Eppure l'elettorato di centrodestra, pur con le sue diverse anime, appare compatto e, in fondo non chiede nemmeno la luna: figure politiche affidabili che diano risposte alle sue esigenze, una buona gestione della cosa pubblica che agevoli le attività economiche e professionali, che permetta la vita e lo sviluppo della società.
«Ecco, questo è il vero scenario che illustra la crisi della leadership del centrodestra: il fatto che non riesca a incarnare i valori degli elettori, che non chiamerei moderati perché nelle loro istanze sanno essere anche molto decisi e non transigono sui loro principi, ma piuttosto di buon senso. Per molto tempo Berlusconi ha impersonato questi valori, ma ora nessuno dei leader in campo riesce a interpretare il ruolo del padre di famiglia. Salvini assomiglia più a un fratello maggiore, di quelli un po' ribelli, che seducono i fratelli minori portandoli in discoteca e nascondendo le fidanzatine, quei fratelli che ti insegnano come nascono i bambini, ma non ti insegnano una visione della vita. Quota 100, per esempio, cosa è se non una specie di regalo per ingraziarsi i fratellini? E lo stesso, in fondo, si potrebbe dire della Meloni anche se con accenti diversi, più patriottici e di governo».

Insomma, qui manca una visione della società e del Paese che si vorrebbe costruire. Sembra che la politica si limiti a reagire alle emergenze.
«Esatto. Questo è il frutto della rete che, ancora più della televisione, ha generato un sistema per cui emerge la leadership eccessiva, non quella di chi è capace di governare. La figura del buon padre è incompatibile con l'attuale sistema di consenso e propaganda. Il caso dei Cinquestelle è emblematico: hanno raggiunto il potere mettendo insieme una sorta di "cahier de doléance" buono tanto a destra che a sinistra, che riuniva no-Tav e partite Iva. Ma quando si sono trovati a governare hanno mostrato tutti i loro limiti».

Il che conferma che servirebbero persone capaci di una visione. In particolare, che caratteristiche dovrebbe avere oggi il candidato sindaco di una grande città?
«Quando io accettai l'incarico a Milano non avevo esperienza politica, ma ero presidente di Federmeccanica, la più importante associazione di categoria dell'industria italiana. Vede, il mondo dell'impresa, per sua natura, alla gestione del presente, fatta di bilanci e dividendi, unisce una visione del futuro potenzialmente eterna. Una visione differente da quella dei politici, in particolare dei politici odierni i quali, dopo aver conquistao il consenso nel modo che dicevamo sarebbero comunque costretti per governare a fare tutto il contrario di ciò per cui l'hanno ottenuto».

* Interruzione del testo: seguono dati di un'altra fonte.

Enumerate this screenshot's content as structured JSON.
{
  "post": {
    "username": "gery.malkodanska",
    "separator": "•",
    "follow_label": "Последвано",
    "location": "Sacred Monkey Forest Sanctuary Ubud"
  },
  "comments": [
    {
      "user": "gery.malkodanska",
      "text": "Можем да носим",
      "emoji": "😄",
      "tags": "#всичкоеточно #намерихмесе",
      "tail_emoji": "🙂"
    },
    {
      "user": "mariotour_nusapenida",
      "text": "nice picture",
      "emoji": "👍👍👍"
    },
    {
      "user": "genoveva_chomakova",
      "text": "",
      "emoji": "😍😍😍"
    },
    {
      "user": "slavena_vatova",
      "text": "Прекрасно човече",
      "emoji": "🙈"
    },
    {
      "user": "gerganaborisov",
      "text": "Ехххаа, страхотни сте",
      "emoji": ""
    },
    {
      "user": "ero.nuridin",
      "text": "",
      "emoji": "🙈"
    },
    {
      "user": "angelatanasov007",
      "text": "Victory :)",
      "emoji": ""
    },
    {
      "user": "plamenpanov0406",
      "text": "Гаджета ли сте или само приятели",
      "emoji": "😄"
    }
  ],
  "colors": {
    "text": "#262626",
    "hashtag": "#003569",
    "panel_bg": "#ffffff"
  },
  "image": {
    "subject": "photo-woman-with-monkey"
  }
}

Quindi servirebbero degli imprenditori, o almeno dei padri di famiglia.
«Credo che un padre di famiglia oggi non sarebbe eletto perché contano solo le battute. Infatti vincono i comici. Stiamo facendo governare il Paese a chi è stato scelto grazie al sorteggio di una piattaforma internet, in base al principio che, siccome non aveva mai fatto nulla, non aveva nemmeno rubato. Ma io mi chiedo se Beppe Grillo si farebbe praticare una colonscopia da un idraulico scelto dalla piattaforma Rousseau tramite sorteggio».

Certo, però provi lei a fare il nome di un candidato credibile per guidare Milano.
«Io ne avevo fatti tre: Bonomi, Dompè e Ferruccio Resta, rettore del Politecnico di Milano».

Hanno detto no...
«Già. In questa fase finirà che verrà scelto un candidato di bandiera destinato a perdere, ma disposto a gratificarsi con un po' di notorietà buona per il futuro».

Quindi va bene Roberto Rasia, il candidato proposto dalla Lega?
«Beh, di sicuro se perderà non gli si potrà imputare nulla, considerato lo svantaggio da cui parte. Per il resto, se vogliamo puntare su una personalità nota, l'unico che mi sembra in grado di reggere la sfida è Berlusconi. Quando nel '97 mi chiese di candidarmi io gli risposi: "Perché non lo fa lei?". Ecco, potrei rifargli oggi la stessa domanda. Lui sa cosa significhi assumersi un simile incarico, tuttavia lui forse potrebbe compiere un atto tanto eroico nonostante sia anche più anziano di me. Del resto, io sono Gabriele e lui è Silvio che continuo a chiamare Zeus, come il padre degli dei, anche se non sono sicuro che gli piaccia».